Architecture
The Capx stack is vertically integrated from human interfaces to on-chain settlement. Seven layers, each purpose-built for autonomous companies.
The stack
| Layer | Responsibility |
|---|---|
| Dashboard / CLI / API | Human interface |
| Governance | Approvals, spend caps, policy |
| Playbook orchestration | Workflow compilation and execution |
| Agent runtime | Lifecycle, delegation, heartbeat |
| Adapters | Claude, GPT, HTTP, custom |
| Isolation | Per-company container and database |
| Settlement (optional) | On-chain tokens and fees |
Each layer has a single responsibility, from top to bottom:
Human Interface
Three ways to interact with Capx:
- The web dashboard for visual management
- The CLI for terminal-based workflows
- The REST API for programmatic control
All three provide identical capabilities. The MCP server extends this to Claude Desktop and Cursor.
Governance
Every action passes through governance before execution. The governance layer enforces approval requirements, checks spend caps, validates execution policy, and logs the decision. If an action exceeds thresholds, it enters the approval queue for human review.
Playbook Orchestration
Playbooks are compiled from YAML into an execution graph. The orchestrator resolves step dependencies, manages data flow between steps, invokes tools from the registry, applies rubric grading, and handles conditional logic. Every run is versioned and replayable.
Agent Runtime
The runtime manages agent lifecycle: spawning, heartbeat scheduling, delegation, memory persistence, and shutdown. The AI cofounder operates at this layer, decomposing objectives into tasks and routing them to specialist agents.
Adapter Layer
Adapters translate between the Capx runtime and LLM providers. Each adapter handles prompt formatting, response parsing, tool-use protocols, and error handling for its specific provider. Custom adapters can be built for proprietary models.
Isolation Layer
Each company runs in its own container with a dedicated database. No shared state, no cross-company data access. Resource limits (CPU, memory, token budgets) are enforced at the container level.
Settlement Layer
Optional on-chain economics on a public blockchain. Per-company tokens, ownership ledger, revenue routing, and fee distribution.
Request flow
When a founder gives a directive, it flows through the stack in 10 steps:
1. Founder sets objective via dashboard, CLI, or API
2. Objective is received by the AI cofounder
3. AI cofounder decomposes objective into tasks
4. Tasks enter the task queue with assigned agents
5. Heartbeat scheduler wakes assigned agents
6. Agent executes task via its adapter (LLM call)

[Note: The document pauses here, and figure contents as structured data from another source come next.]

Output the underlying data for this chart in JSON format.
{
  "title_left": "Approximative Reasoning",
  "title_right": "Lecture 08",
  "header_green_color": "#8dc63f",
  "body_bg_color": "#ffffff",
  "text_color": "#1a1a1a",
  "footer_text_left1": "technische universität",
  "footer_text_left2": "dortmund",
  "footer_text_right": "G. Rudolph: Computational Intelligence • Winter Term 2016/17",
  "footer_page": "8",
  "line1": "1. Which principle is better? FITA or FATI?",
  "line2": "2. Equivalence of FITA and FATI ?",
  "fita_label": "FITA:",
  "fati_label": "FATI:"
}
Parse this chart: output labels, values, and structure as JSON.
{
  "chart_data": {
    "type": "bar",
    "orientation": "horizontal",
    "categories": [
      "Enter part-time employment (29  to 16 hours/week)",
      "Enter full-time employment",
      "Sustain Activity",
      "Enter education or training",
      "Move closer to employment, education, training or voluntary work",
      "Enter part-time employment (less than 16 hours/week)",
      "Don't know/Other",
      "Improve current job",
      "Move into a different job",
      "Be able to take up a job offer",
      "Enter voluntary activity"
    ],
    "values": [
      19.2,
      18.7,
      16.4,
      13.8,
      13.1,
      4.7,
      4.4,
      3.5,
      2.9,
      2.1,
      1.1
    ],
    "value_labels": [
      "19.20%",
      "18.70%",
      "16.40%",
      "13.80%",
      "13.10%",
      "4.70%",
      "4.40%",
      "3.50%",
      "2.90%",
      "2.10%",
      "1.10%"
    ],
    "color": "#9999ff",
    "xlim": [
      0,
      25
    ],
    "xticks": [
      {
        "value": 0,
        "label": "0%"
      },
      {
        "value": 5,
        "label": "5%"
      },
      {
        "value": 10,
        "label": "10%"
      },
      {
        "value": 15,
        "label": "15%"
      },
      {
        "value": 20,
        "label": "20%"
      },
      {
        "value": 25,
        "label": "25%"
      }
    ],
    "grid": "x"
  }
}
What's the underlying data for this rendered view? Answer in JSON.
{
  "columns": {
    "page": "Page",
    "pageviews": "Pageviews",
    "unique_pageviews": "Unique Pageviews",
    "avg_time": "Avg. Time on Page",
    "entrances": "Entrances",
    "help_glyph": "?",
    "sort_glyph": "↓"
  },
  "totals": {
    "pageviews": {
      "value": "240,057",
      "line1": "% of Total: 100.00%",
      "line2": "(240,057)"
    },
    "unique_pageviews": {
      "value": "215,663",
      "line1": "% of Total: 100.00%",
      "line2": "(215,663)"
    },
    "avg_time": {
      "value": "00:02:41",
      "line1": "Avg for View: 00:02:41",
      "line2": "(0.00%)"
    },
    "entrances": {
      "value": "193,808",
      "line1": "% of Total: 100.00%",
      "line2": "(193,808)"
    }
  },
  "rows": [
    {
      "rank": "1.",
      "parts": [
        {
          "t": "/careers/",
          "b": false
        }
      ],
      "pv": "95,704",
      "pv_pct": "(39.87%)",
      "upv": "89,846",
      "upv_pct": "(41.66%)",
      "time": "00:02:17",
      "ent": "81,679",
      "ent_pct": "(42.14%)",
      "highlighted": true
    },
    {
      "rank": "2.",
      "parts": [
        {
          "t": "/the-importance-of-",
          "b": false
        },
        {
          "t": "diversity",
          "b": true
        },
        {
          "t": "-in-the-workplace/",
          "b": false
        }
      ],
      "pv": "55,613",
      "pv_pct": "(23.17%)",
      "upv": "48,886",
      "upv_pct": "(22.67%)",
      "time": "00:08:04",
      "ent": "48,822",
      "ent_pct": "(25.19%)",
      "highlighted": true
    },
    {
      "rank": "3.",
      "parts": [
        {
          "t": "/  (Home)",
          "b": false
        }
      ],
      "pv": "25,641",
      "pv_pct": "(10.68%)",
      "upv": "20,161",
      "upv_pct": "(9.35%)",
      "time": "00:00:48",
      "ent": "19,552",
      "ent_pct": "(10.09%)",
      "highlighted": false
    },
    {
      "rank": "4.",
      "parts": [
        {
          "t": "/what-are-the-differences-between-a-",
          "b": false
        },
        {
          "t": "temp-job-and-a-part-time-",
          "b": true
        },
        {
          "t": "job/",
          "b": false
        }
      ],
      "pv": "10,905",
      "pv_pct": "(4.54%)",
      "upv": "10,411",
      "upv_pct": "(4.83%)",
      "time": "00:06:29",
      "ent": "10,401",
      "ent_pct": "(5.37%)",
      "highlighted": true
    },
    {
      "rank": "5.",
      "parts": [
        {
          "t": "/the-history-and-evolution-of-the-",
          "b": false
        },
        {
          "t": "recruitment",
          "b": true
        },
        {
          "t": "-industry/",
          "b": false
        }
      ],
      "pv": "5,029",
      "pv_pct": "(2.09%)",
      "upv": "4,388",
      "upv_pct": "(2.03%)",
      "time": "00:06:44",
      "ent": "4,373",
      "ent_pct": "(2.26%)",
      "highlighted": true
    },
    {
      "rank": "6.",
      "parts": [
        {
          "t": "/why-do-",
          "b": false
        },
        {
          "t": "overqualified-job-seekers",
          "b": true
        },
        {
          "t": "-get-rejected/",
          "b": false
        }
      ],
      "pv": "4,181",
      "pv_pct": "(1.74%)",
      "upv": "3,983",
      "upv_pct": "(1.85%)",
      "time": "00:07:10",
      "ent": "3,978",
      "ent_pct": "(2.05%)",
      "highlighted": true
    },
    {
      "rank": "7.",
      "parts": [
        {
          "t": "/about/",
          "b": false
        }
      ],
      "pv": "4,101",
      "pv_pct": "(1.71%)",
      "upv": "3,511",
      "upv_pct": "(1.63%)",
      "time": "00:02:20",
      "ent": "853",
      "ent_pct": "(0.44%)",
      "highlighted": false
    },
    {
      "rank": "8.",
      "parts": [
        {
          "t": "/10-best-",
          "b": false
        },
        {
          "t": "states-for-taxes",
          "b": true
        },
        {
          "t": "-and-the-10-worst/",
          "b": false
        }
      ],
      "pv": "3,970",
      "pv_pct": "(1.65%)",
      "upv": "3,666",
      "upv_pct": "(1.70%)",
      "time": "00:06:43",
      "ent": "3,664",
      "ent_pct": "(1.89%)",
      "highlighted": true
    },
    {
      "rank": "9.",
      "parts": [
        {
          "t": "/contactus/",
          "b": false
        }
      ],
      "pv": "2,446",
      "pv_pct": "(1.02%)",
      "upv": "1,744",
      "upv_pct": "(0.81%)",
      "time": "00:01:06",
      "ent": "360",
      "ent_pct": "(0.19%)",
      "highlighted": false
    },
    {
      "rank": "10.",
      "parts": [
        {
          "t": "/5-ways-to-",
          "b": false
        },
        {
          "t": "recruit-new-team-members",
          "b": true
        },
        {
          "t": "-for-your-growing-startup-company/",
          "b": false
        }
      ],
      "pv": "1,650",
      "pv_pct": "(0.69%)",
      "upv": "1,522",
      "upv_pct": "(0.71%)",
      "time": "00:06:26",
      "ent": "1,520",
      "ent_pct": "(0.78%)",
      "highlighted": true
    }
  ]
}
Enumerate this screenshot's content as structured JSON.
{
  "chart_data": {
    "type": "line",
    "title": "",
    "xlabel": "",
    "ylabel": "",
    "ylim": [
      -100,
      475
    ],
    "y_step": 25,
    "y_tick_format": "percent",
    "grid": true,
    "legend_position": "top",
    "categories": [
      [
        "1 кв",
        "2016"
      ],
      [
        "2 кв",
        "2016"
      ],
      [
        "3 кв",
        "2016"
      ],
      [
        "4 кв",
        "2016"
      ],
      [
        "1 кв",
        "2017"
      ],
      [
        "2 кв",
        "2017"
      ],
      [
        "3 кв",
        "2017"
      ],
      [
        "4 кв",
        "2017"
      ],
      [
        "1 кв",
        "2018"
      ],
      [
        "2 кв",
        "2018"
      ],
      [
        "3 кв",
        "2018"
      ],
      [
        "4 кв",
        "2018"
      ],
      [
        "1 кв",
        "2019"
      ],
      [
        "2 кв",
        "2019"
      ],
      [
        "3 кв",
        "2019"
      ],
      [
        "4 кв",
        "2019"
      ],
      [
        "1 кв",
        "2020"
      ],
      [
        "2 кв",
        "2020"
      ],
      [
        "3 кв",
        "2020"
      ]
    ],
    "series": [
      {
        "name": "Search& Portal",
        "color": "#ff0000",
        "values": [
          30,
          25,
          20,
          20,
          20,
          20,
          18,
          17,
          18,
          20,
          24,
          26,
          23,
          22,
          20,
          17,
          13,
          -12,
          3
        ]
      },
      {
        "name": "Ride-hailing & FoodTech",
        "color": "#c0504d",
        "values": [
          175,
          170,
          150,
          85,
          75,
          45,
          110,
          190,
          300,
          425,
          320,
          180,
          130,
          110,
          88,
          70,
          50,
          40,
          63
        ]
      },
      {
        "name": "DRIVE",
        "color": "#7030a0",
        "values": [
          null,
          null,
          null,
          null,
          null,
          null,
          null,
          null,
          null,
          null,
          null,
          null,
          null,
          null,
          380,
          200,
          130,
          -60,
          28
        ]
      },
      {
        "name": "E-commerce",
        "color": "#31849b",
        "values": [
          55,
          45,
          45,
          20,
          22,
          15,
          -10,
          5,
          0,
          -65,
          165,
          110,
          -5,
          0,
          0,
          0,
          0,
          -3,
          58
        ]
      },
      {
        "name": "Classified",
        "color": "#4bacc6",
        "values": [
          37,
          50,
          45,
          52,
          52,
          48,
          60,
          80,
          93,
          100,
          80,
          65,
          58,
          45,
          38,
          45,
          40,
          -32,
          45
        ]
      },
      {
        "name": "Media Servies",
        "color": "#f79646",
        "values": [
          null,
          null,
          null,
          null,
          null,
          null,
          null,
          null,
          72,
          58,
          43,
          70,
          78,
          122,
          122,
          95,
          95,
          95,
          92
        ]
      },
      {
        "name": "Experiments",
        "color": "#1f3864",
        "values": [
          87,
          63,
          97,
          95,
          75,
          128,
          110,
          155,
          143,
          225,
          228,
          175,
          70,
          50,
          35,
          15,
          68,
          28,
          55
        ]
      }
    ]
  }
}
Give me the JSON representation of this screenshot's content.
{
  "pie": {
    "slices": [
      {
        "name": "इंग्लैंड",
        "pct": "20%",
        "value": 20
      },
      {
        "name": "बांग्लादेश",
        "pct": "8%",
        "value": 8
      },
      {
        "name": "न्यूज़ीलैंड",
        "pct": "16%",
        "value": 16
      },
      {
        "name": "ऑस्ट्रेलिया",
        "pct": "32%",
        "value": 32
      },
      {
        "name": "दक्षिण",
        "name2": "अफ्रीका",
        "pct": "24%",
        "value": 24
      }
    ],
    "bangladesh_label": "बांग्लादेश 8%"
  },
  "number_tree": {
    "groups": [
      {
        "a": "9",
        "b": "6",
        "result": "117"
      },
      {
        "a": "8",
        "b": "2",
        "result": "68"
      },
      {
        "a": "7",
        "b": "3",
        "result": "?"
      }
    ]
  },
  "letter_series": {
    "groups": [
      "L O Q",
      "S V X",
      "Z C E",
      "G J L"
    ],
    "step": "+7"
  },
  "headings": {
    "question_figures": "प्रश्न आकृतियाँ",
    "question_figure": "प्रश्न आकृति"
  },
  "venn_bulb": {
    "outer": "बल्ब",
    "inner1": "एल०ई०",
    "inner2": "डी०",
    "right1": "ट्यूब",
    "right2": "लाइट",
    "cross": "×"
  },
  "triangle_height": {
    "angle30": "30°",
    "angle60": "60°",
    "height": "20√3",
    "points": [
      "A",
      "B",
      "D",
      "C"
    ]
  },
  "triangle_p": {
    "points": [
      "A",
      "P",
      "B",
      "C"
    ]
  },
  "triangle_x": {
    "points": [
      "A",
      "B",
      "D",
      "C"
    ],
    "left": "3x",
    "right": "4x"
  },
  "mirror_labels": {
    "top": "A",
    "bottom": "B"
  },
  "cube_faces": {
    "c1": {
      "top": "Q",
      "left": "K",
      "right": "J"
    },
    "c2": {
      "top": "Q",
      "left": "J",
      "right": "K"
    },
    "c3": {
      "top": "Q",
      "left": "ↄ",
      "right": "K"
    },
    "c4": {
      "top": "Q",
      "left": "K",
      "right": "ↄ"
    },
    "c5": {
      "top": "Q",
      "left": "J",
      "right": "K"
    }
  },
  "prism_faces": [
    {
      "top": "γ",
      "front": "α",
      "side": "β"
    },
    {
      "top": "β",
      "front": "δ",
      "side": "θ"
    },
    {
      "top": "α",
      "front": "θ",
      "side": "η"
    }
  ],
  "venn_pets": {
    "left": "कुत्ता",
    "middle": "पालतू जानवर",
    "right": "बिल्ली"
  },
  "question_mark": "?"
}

7. Output passes through governance layer
- Below auto-approve threshold → auto-approved
- Above threshold → enters approval queue
8. Approved output is committed to company state
9. Results logged to activity feed + cost ledger
10. Founder reviews outcomes, provides feedback
→ Cycle repeatsData isolation
Capx enforces strict data isolation between companies. Every company gets the following guarantees:
| Guarantee | What it means |
|---|---|
| Dedicated database | No shared tables |
| Isolated container | No shared processes |
| Separate cost ledger | Independent billing |
| Independent governance | Own rules, own caps |
| Company-scoped agent memory | No cross-company context |
| Account-scoped API keys | Cannot access other accounts |
Scalability
Each company is a unit of horizontal scale. Adding a new company provisions a new container with no impact on existing companies. The platform has been validated at 7 concurrent companies over 170+ days of continuous operation with 33,000+ playbook runs.